Swann refusa; ayant prévenu M. de Charlus qu’en quittant de chez Mme de Saint-Euverte il rentrerait directement chez lui, il ne se souciait pas en allant chez la princesse de Parme de risquer de manquer un mot qu’il avait tout le temps espéré se voir remettre par un domestique pendant la soirée, et que peut-être il allait trouver chez son concierge. «Ce pauvre Swann, dit ce soir-là Mme des Laumes à son mari, il est toujours gentil, mais il a l’air bien malheureux. Vous le verrez, car il a promis de venir dîner un de ces jours.
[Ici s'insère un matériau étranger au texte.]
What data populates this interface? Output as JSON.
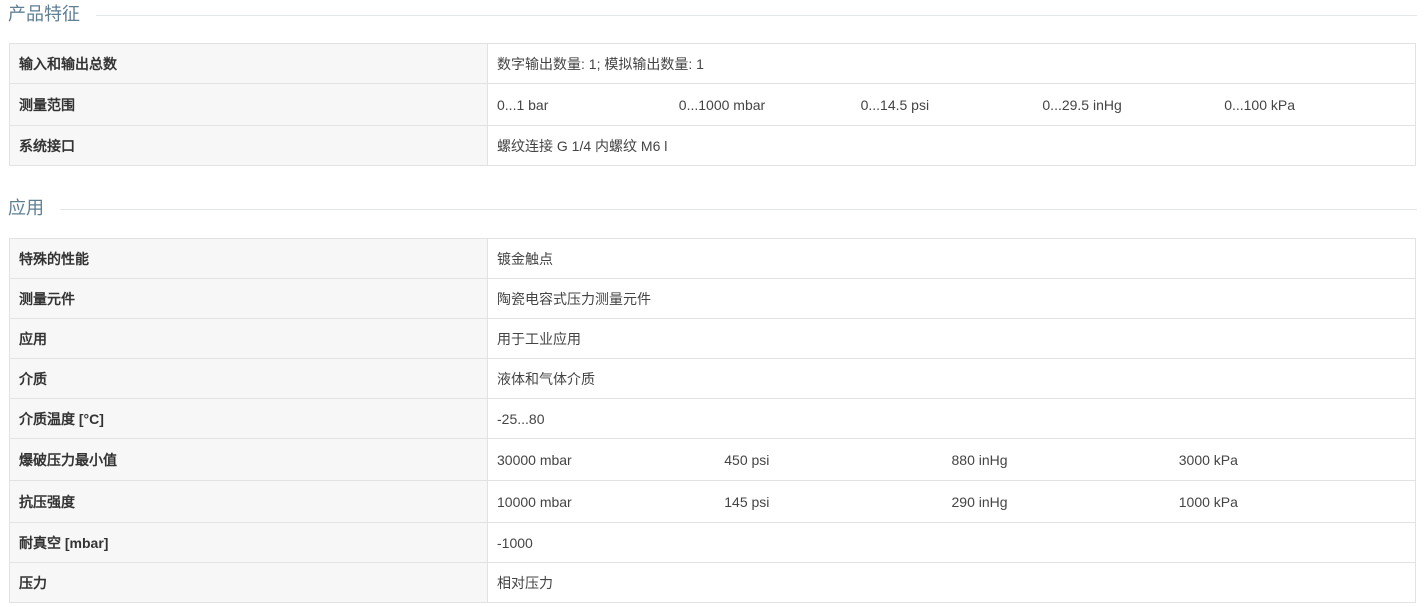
{
  "sections": {
    "features": {
      "title": "产品特征",
      "rows": [
        {
          "label": "输入和输出总数",
          "value": "数字输出数量: 1; 模拟输出数量: 1"
        },
        {
          "label": "测量范围",
          "values": [
            "0...1 bar",
            "0...1000 mbar",
            "0...14.5 psi",
            "0...29.5 inHg",
            "0...100 kPa"
          ]
        },
        {
          "label": "系统接口",
          "value": "螺纹连接 G 1/4 内螺纹 M6 l"
        }
      ]
    },
    "application": {
      "title": "应用",
      "rows": [
        {
          "label": "特殊的性能",
          "value": "镀金触点"
        },
        {
          "label": "测量元件",
          "value": "陶瓷电容式压力测量元件"
        },
        {
          "label": "应用",
          "value": "用于工业应用"
        },
        {
          "label": "介质",
          "value": "液体和气体介质"
        },
        {
          "label": "介质温度 [°C]",
          "value": "-25...80"
        },
        {
          "label": "爆破压力最小值",
          "values": [
            "30000 mbar",
            "450 psi",
            "880 inHg",
            "3000 kPa"
          ]
        },
        {
          "label": "抗压强度",
          "values": [
            "10000 mbar",
            "145 psi",
            "290 inHg",
            "1000 kPa"
          ]
        },
        {
          "label": "耐真空 [mbar]",
          "value": "-1000"
        },
        {
          "label": "压力",
          "value": "相对压力"
        }
      ]
    }
  }
}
Je trouve ridicule au fond qu’un homme de son intelligence souffre pour une personne de ce genre et qui n’est même pas intéressante, car on la dit idiote», ajouta-t-elle avec la sagesse des gens non amoureux qui trouvent qu’un homme d’esprit ne devrait être malheureux que pour une personne qui en valût la peine; c’est à peu près comme s’étonner qu’on daigne souffrir du choléra par le fait d’un être aussi petit que le bacille virgule.

Swann voulait partir, mais au moment où il allait enfin s’échapper, le général de Froberville lui demanda à connaître Mme de Cambremer et il fut obligé de rentrer avec lui dans le salon pour la chercher.

– Dites donc, Swann, j’aimerais mieux être le mari de cette femme-là que d’être massacré par les sauvages, qu’en dites-vous?

Ces mots «massacré par les sauvages» percèrent douloureusement le cœur de Swann; aussitôt il éprouva le besoin de continuer la conversation avec le général:

– «Ah! lui dit-il, il y a eu de bien belles vies qui ont fini de cette façon… Ainsi vous savez… ce navigateur dont Dumont d’Urville ramena les cendres, La Pérouse…(et Swann était déjà heureux comme s’il avait parlé d’Odette.) «C’est un beau caractère et qui m’intéresse beaucoup que celui de La Pérouse, ajouta-t-il d’un air mélancolique.»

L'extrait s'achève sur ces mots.